4. Revive me according to Your Lovingkindness (v. 159-160)

Love is life-giving, as we know from our human relationships. When you know somebody loves you, it makes life better. People have been loved back to life and wholeness. Love supports people, gives life to people, lifts people up out of depression, out of illness, out of whatever it is; love lifts us and gives us life.

Ultimately it is the love of God that does it. Psalm 63:3: ‘Because your love’ – your loving kindness, it’s the same word – ‘is better than life, my lips will glorify you’. And it’s the very essence of the gospel: ‘For God so loved the world that he gave his one and only Son, that whoever believes in him shall not perish but have eternal life’ (John 3:16). Love gives life and God is love. His lovingkindness revives us!

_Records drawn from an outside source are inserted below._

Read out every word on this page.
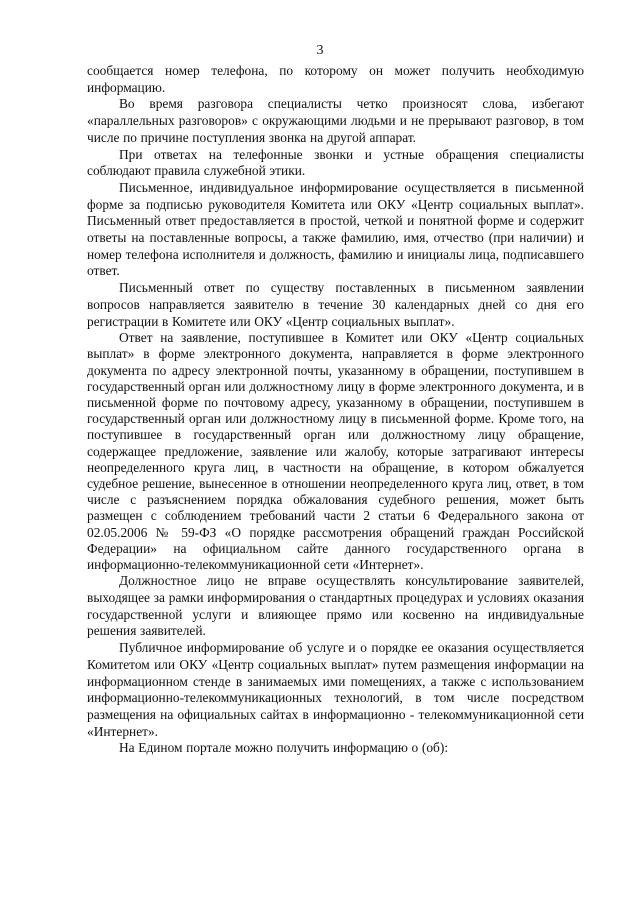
3

сообщается номер телефона, по которому он может получить необходимую информацию.

Во время разговора специалисты четко произносят слова, избегают «параллельных разговоров» с окружающими людьми и не прерывают разговор, в том числе по причине поступления звонка на другой аппарат.

При ответах на телефонные звонки и устные обращения специалисты соблюдают правила служебной этики.

Письменное, индивидуальное информирование осуществляется в письменной форме за подписью руководителя Комитета или ОКУ «Центр социальных выплат». Письменный ответ предоставляется в простой, четкой и понятной форме и содержит ответы на поставленные вопросы, а также фамилию, имя, отчество (при наличии) и номер телефона исполнителя и должность, фамилию и инициалы лица, подписавшего ответ.

Письменный ответ по существу поставленных в письменном заявлении вопросов направляется заявителю в течение 30 календарных дней со дня его регистрации в Комитете или ОКУ «Центр социальных выплат».

Ответ на заявление, поступившее в Комитет или ОКУ «Центр социальных выплат» в форме электронного документа, направляется в форме электронного документа по адресу электронной почты, указанному в обращении, поступившем в государственный орган или должностному лицу в форме электронного документа, и в письменной форме по почтовому адресу, указанному в обращении, поступившем в государственный орган или должностному лицу в письменной форме. Кроме того, на поступившее в государственный орган или должностному лицу обращение, содержащее предложение, заявление или жалобу, которые затрагивают интересы неопределенного круга лиц, в частности на обращение, в котором обжалуется судебное решение, вынесенное в отношении неопределенного круга лиц, ответ, в том числе с разъяснением порядка обжалования судебного решения, может быть размещен с соблюдением требований части 2 статьи 6 Федерального закона от 02.05.2006 № 59-ФЗ «О порядке рассмотрения обращений граждан Российской Федерации» на официальном сайте данного государственного органа в информационно-телекоммуникационной сети «Интернет».

Должностное лицо не вправе осуществлять консультирование заявителей, выходящее за рамки информирования о стандартных процедурах и условиях оказания государственной услуги и влияющее прямо или косвенно на индивидуальные решения заявителей.

Публичное информирование об услуге и о порядке ее оказания осуществляется Комитетом или ОКУ «Центр социальных выплат» путем размещения информации на информационном стенде в занимаемых ими помещениях, а также с использованием информационно-телекоммуникационных технологий, в том числе посредством размещения на официальных сайтах в информационно - телекоммуникационной сети «Интернет».

На Едином портале можно получить информацию о (об):
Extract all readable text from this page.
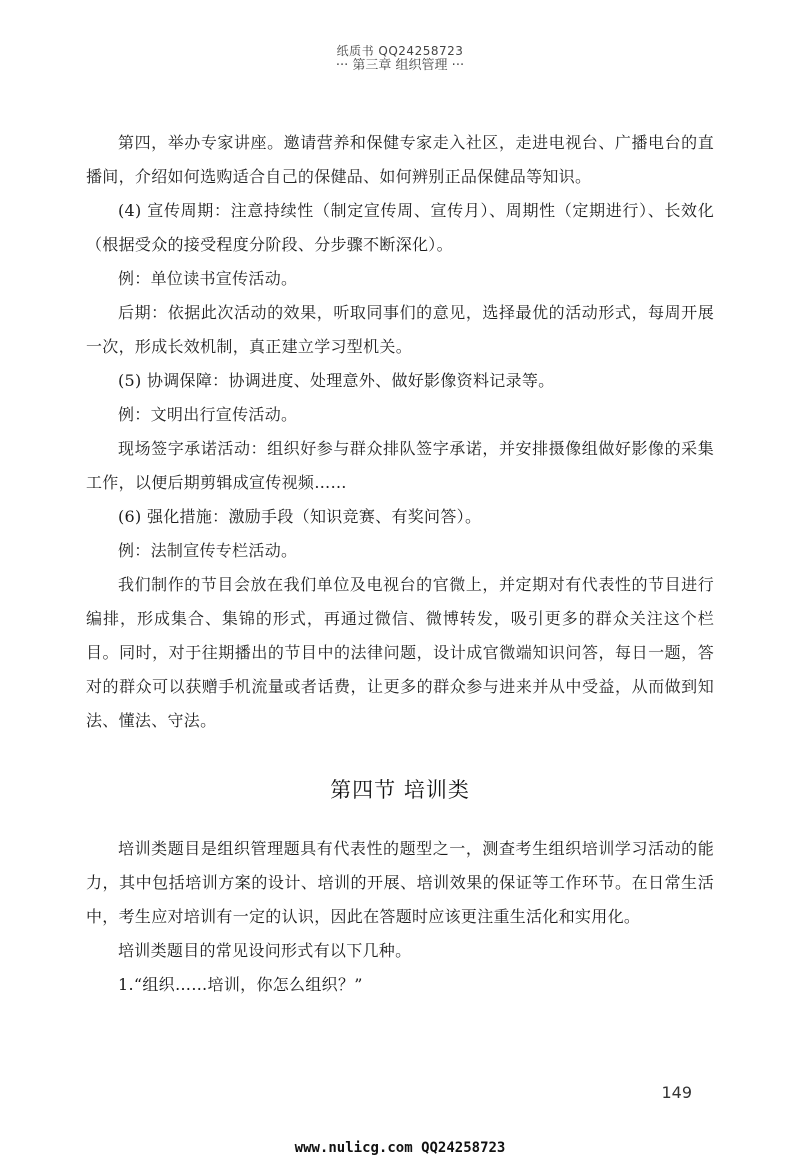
纸质书 QQ24258723
··· 第三章 组织管理 ···

第四，举办专家讲座。邀请营养和保健专家走入社区，走进电视台、广播电台的直播间，介绍如何选购适合自己的保健品、如何辨别正品保健品等知识。

(4) 宣传周期：注意持续性（制定宣传周、宣传月）、周期性（定期进行）、长效化（根据受众的接受程度分阶段、分步骤不断深化）。

例：单位读书宣传活动。

后期：依据此次活动的效果，听取同事们的意见，选择最优的活动形式，每周开展一次，形成长效机制，真正建立学习型机关。

(5) 协调保障：协调进度、处理意外、做好影像资料记录等。

例：文明出行宣传活动。

现场签字承诺活动：组织好参与群众排队签字承诺，并安排摄像组做好影像的采集工作，以便后期剪辑成宣传视频……

(6) 强化措施：激励手段（知识竞赛、有奖问答）。

例：法制宣传专栏活动。

我们制作的节目会放在我们单位及电视台的官微上，并定期对有代表性的节目进行编排，形成集合、集锦的形式，再通过微信、微博转发，吸引更多的群众关注这个栏目。同时，对于往期播出的节目中的法律问题，设计成官微端知识问答，每日一题，答对的群众可以获赠手机流量或者话费，让更多的群众参与进来并从中受益，从而做到知法、懂法、守法。

第四节 培训类

培训类题目是组织管理题具有代表性的题型之一，测查考生组织培训学习活动的能力，其中包括培训方案的设计、培训的开展、培训效果的保证等工作环节。在日常生活中，考生应对培训有一定的认识，因此在答题时应该更注重生活化和实用化。

培训类题目的常见设问形式有以下几种。

1.“组织……培训，你怎么组织？”

149
www.nulicg.com QQ24258723
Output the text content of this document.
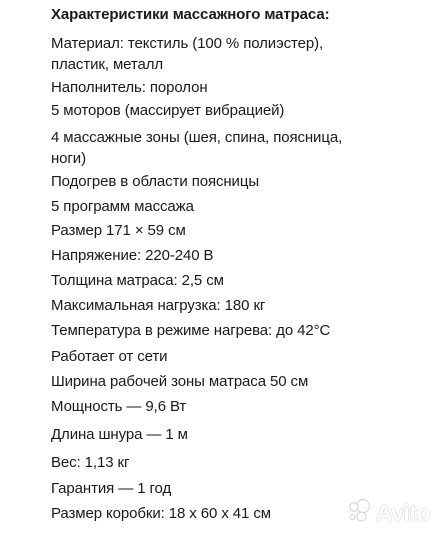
Характеристики массажного матраса:
Материал: текстиль (100 % полиэстер),
пластик, металл
Наполнитель: поролон
5 моторов (массирует вибрацией)
4 массажные зоны (шея, спина, поясница,
ноги)
Подогрев в области поясницы
5 программ массажа
Размер 171 × 59 см
Напряжение: 220-240 В
Толщина матраса: 2,5 см
Максимальная нагрузка: 180 кг
Температура в режиме нагрева: до 42°С
Работает от сети
Ширина рабочей зоны матраса 50 см
Мощность — 9,6 Вт
Длина шнура — 1 м
Вес: 1,13 кг
Гарантия — 1 год
Размер коробки: 18 х 60 х 41 см	Avito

So when the psalmist wants God to give him life, he doesn’t just say, ‘O Lord, pity me, isn’t it awful the way I am?’ He says, ‘I want you to give me life because of who you are. You are righteous and you are compassionate, and you are love. Therefore please renew and restore my life’. But he doesn’t only think of God’s character, he thinks of God’s words. At least eight times the psalmist links his cry for life with the phrase ‘according to your …’ Several times, ‘according to your word; twice, ‘according to your promise, and three times, ‘according to your law’. The Psalmist reminds God of His promises toward us.

If I had been this psalmist, how would I have expected the word of God, the promise of God and the law of God to be life-restoring to me? I know that as a Christian I can go to the cross, I can think of the resurrection, I can think of the Holy Spirit poured out at Pentecost, I can think of all chose wonderful New Testament promises. But this psalmist is living before all of that. What was it that he would have turned to? If the Psalmist was on fire and was seeking personal revival, how much more should we who already know and have Christ?

Application: ‘Awakening, Renewal and Revival’ are more or less mis-used words today. They are a bit twisted and distorted. People talk about ‘renewal meetings’, ‘revived churches’ about ‘getting renewed’ this way and that. They toss these terms loosely here and there. And sometimes, you know it means little more than spiritual narcissism: ‘Look at me, look at how I got blessed’.

People want blessings. They want renewal. But they are not often so willing to obey and to praise God who gives it to them. That’s why, sometimes, meetings that tell you how to be renewed and be filled in the Holy Spirit are packed to the doors, while meetings that tell you how to go out in mission, obedient to the word of God, to disciple the nations, get a handful attending. It’s a reality, isn’t it? We want the blessing, but we don’t want the obedience.

But renewal without obedience to God is a fake, no matter how spectacular it is. Remember Simon the sorcerer? He wanted all the spectacular signs of the Holy Spirit, but his heart was not committed to obedience. Renewal without obedience is a fake, and revival without praise – well, I would say it’s frankly impossible. But if it were to happen it would be nothing more than self-focused idolatry.

I expect, I hope, I trust, and that many of us will go out today and say, ‘Wasn’t that a wonderful time of renewal of life, of refreshments?’ But if that’s what it has been, then do make sure that it leads to obedience, to whatever it is that God has been saying to you that He wants you to be doing. And make sure that it leads also to a primary expression of praise, to the God who has brought you here.